Freeport: No need for Grasberg force majeure
Freeport: No need for Grasberg force majeure
OsterDow Jones, Singapore
PT Freeport Indonesia said on Thursday it doesn't foresee the need to declare a force majeure despite the partial closure of its Grasberg mine.
"We are in close contact with our customers, but at this moment, we don't have to declare a force majeure," a company spokesman told OsterDowJones.
Parts of the open pit mine at PT Freeport's Grasberg operations in West Papua have been closed since Oct. 9, when a fatal landslide killed four employees.
Four others are still missing.
It is still uncertain as to when the company can resume full production at Grasberg, the spokesman said.

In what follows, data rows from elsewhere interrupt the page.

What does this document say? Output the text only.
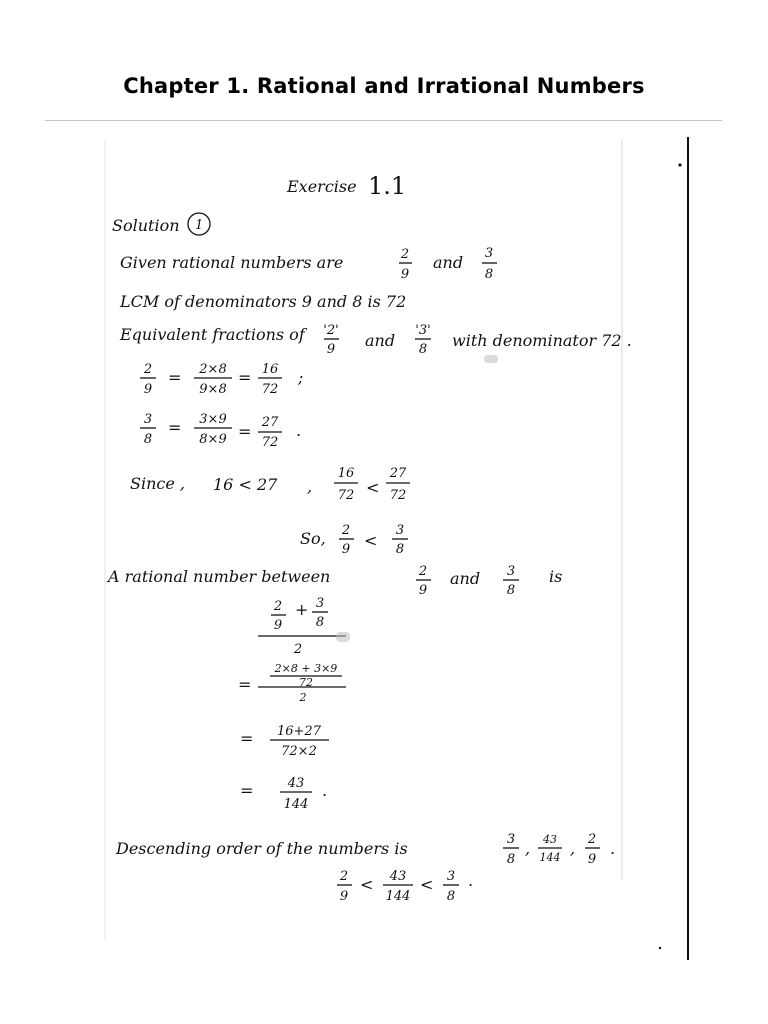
Chapter 1. Rational and Irrational Numbers
Exercise 1.1
Solution 1
Given rational numbers are	2
9
and 3
8
LCM of denominators 9 and 8 is 72
Equivalent fractions of '2'
9 and
'3'
8 with denominator 72 .
2
9
= 2×8
9×8
= 16
72
;
3
8
= 3×9
8×9 = 27
72
.
Since , 16 < 27 ,
16
72 <
27
72
So, 2
9 <
3
8
A rational number between	2
9
and 3
8
is
2
9
+ 3
8
2
=
2×8 + 3×9
72
2
= 16+27
72×2
=	43
144
.
Descending order of the numbers is	3
8
, 43
144 , 2
9
.
2
9
< 43
144
< 3
8
.
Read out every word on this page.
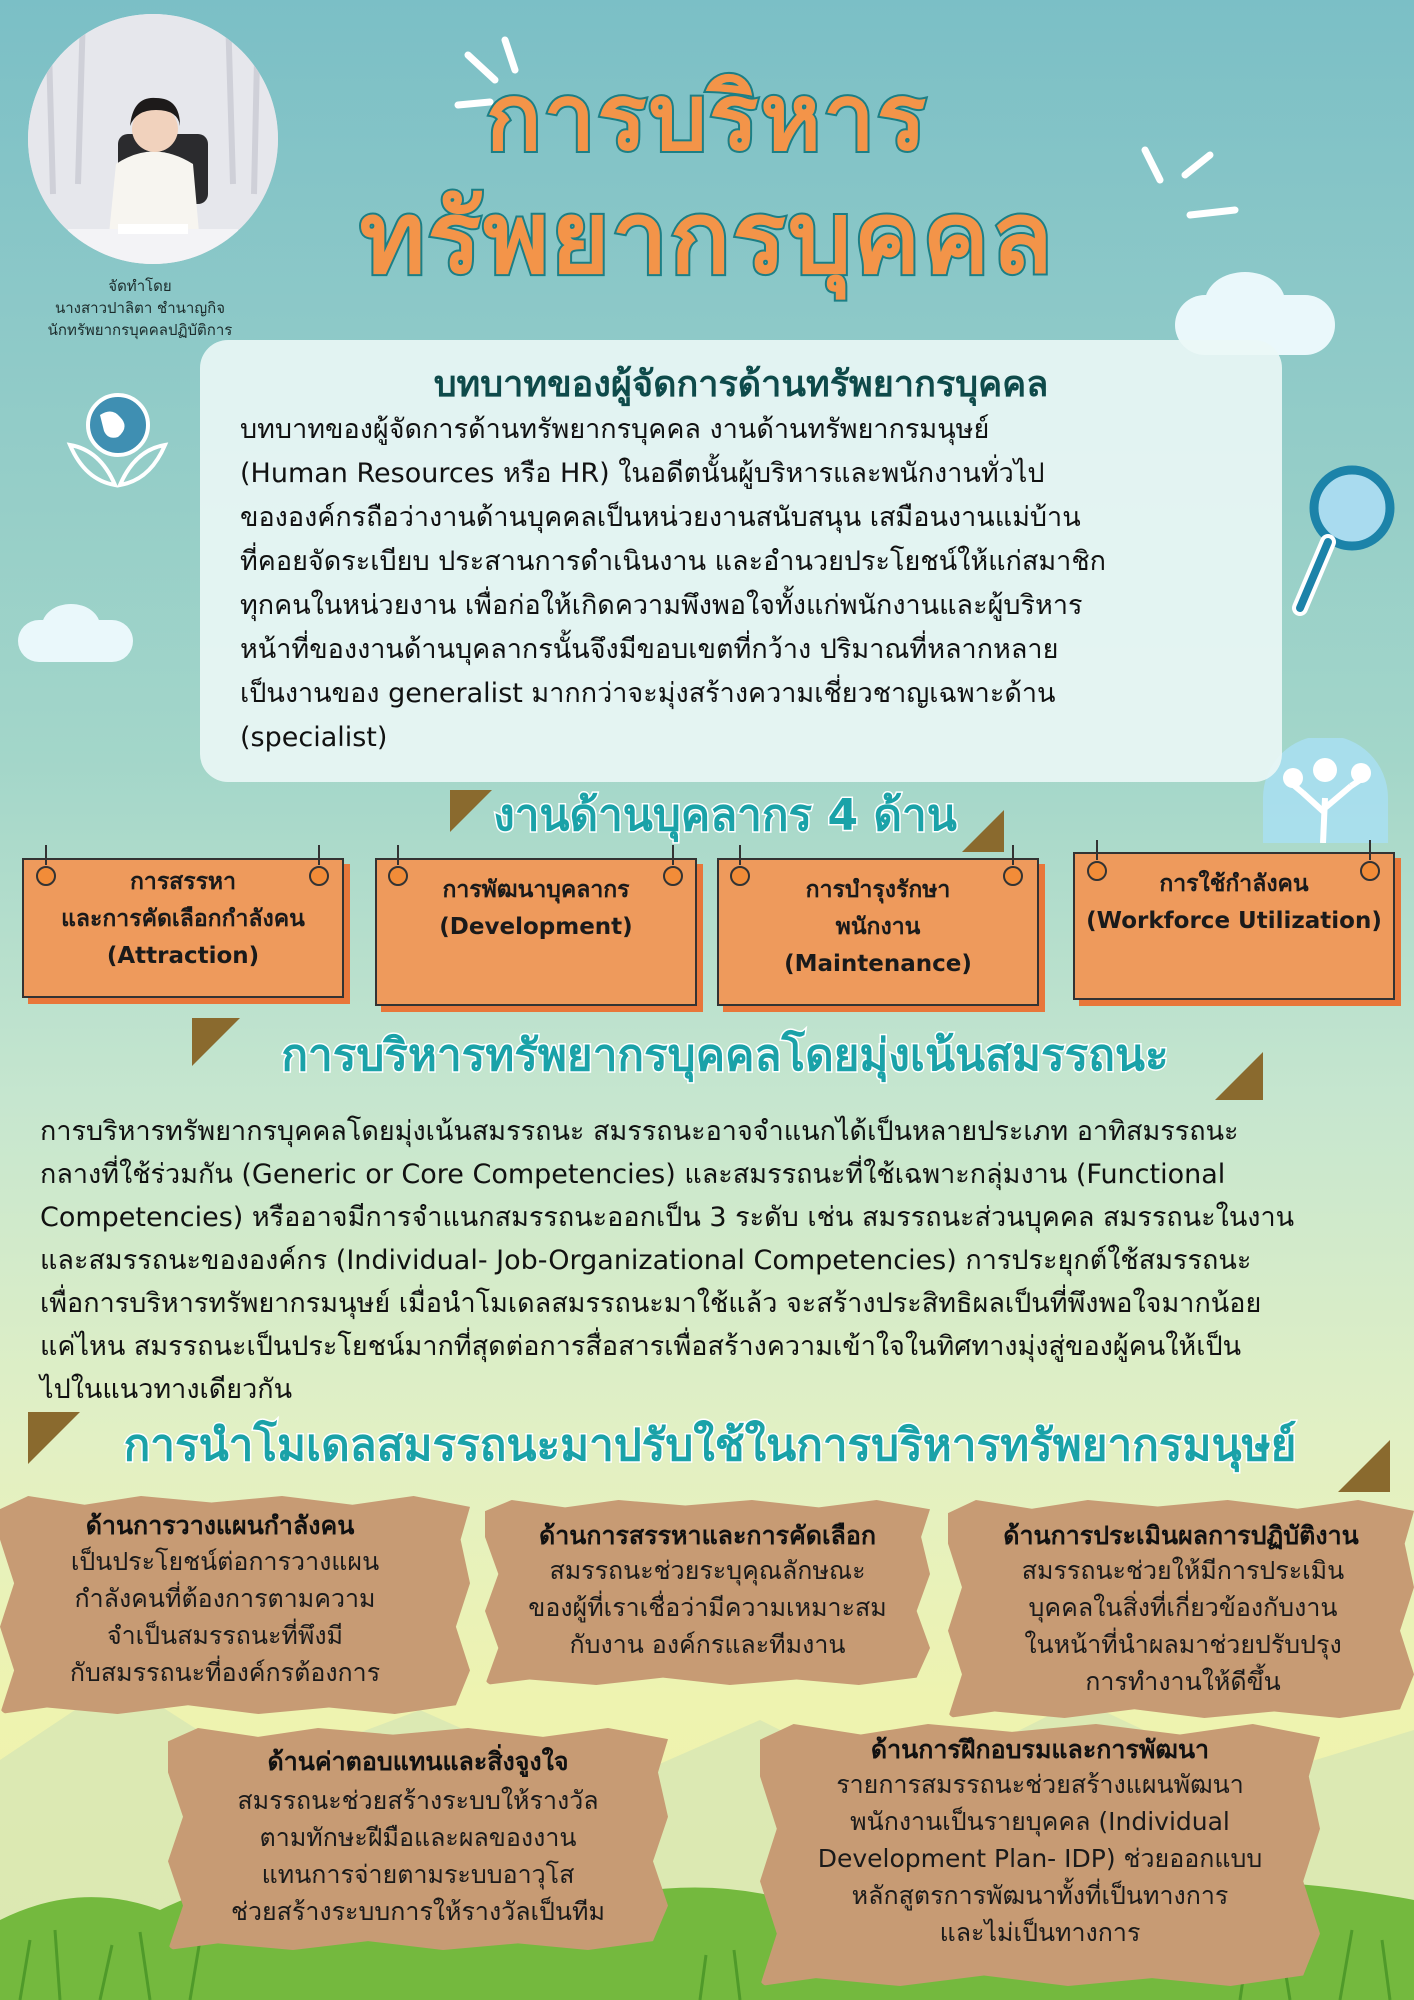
จัดทำโดย
นางสาวปาลิตา ชำนาญกิจ
นักทรัพยากรบุคคลปฏิบัติการ
การบริหาร
ทรัพยากรบุคคล
บทบาทของผู้จัดการด้านทรัพยากรบุคคล
บทบาทของผู้จัดการด้านทรัพยากรบุคคล งานด้านทรัพยากรมนุษย์
(Human Resources หรือ HR) ในอดีตนั้นผู้บริหารและพนักงานทั่วไป
ขององค์กรถือว่างานด้านบุคคลเป็นหน่วยงานสนับสนุน เสมือนงานแม่บ้าน
ที่คอยจัดระเบียบ ประสานการดำเนินงาน และอำนวยประโยชน์ให้แก่สมาชิก
ทุกคนในหน่วยงาน เพื่อก่อให้เกิดความพึงพอใจทั้งแก่พนักงานและผู้บริหาร
หน้าที่ของงานด้านบุคลากรนั้นจึงมีขอบเขตที่กว้าง ปริมาณที่หลากหลาย
เป็นงานของ generalist มากกว่าจะมุ่งสร้างความเชี่ยวชาญเฉพาะด้าน
(specialist)
งานด้านบุคลากร 4 ด้าน
การสรรหา
และการคัดเลือกกำลังคน
(Attraction)
การพัฒนาบุคลากร
(Development)
การบำรุงรักษา
พนักงาน
(Maintenance)
การใช้กำลังคน
(Workforce Utilization)
การบริหารทรัพยากรบุคคลโดยมุ่งเน้นสมรรถนะ
การบริหารทรัพยากรบุคคลโดยมุ่งเน้นสมรรถนะ สมรรถนะอาจจำแนกได้เป็นหลายประเภท อาทิสมรรถนะ
กลางที่ใช้ร่วมกัน (Generic or Core Competencies) และสมรรถนะที่ใช้เฉพาะกลุ่มงาน (Functional
Competencies) หรืออาจมีการจำแนกสมรรถนะออกเป็น 3 ระดับ เช่น สมรรถนะส่วนบุคคล สมรรถนะในงาน
และสมรรถนะขององค์กร (Individual- Job-Organizational Competencies) การประยุกต์ใช้สมรรถนะ
เพื่อการบริหารทรัพยากรมนุษย์ เมื่อนำโมเดลสมรรถนะมาใช้แล้ว จะสร้างประสิทธิผลเป็นที่พึงพอใจมากน้อย
แค่ไหน สมรรถนะเป็นประโยชน์มากที่สุดต่อการสื่อสารเพื่อสร้างความเข้าใจในทิศทางมุ่งสู่ของผู้คนให้เป็น
ไปในแนวทางเดียวกัน
การนำโมเดลสมรรถนะมาปรับใช้ในการบริหารทรัพยากรมนุษย์
ด้านการวางแผนกำลังคน
เป็นประโยชน์ต่อการวางแผน
กำลังคนที่ต้องการตามความ
จำเป็นสมรรถนะที่พึงมี
กับสมรรถนะที่องค์กรต้องการ
ด้านการสรรหาและการคัดเลือก
สมรรถนะช่วยระบุคุณลักษณะ
ของผู้ที่เราเชื่อว่ามีความเหมาะสม
กับงาน องค์กรและทีมงาน
ด้านการประเมินผลการปฏิบัติงาน
สมรรถนะช่วยให้มีการประเมิน
บุคคลในสิ่งที่เกี่ยวข้องกับงาน
ในหน้าที่นำผลมาช่วยปรับปรุง
การทำงานให้ดีขึ้น
ด้านค่าตอบแทนและสิ่งจูงใจ
สมรรถนะช่วยสร้างระบบให้รางวัล
ตามทักษะฝีมือและผลของงาน
แทนการจ่ายตามระบบอาวุโส
ช่วยสร้างระบบการให้รางวัลเป็นทีม
ด้านการฝึกอบรมและการพัฒนา
รายการสมรรถนะช่วยสร้างแผนพัฒนา
พนักงานเป็นรายบุคคล (Individual
Development Plan- IDP) ช่วยออกแบบ
หลักสูตรการพัฒนาทั้งที่เป็นทางการ
และไม่เป็นทางการ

"The resumption will depend on the recovery and cleanup activity, and our top priority is to search for the remaining victims," the spokesman said.
But he added that the company expects to resume full production in the current quarter.
Grasberg, the world's largest copper and gold mine, produced 1.13 million tons of copper concentrate and around 2.2 million ounces of gold in the first nine months of 2003.
U.S.-based Freeport McMoRan Copper & Gold Inc., PT Freeport's parent company, said it expects to lose around 10 percent of its projected 2003 sales volume of 1.4 billion pounds of copper and 2.6 million ounces of gold due to the partial closure.
Daily copper-ore production has been slashed to 160,000- 180,000 metric tons from 250,000 metric tons.
Grasberg's partial closure has exacerbated the already-tight global copper concentrate supply, leading one of its major customers, Japan's Pan Pacific Copper Ltd., to trim its production forecast.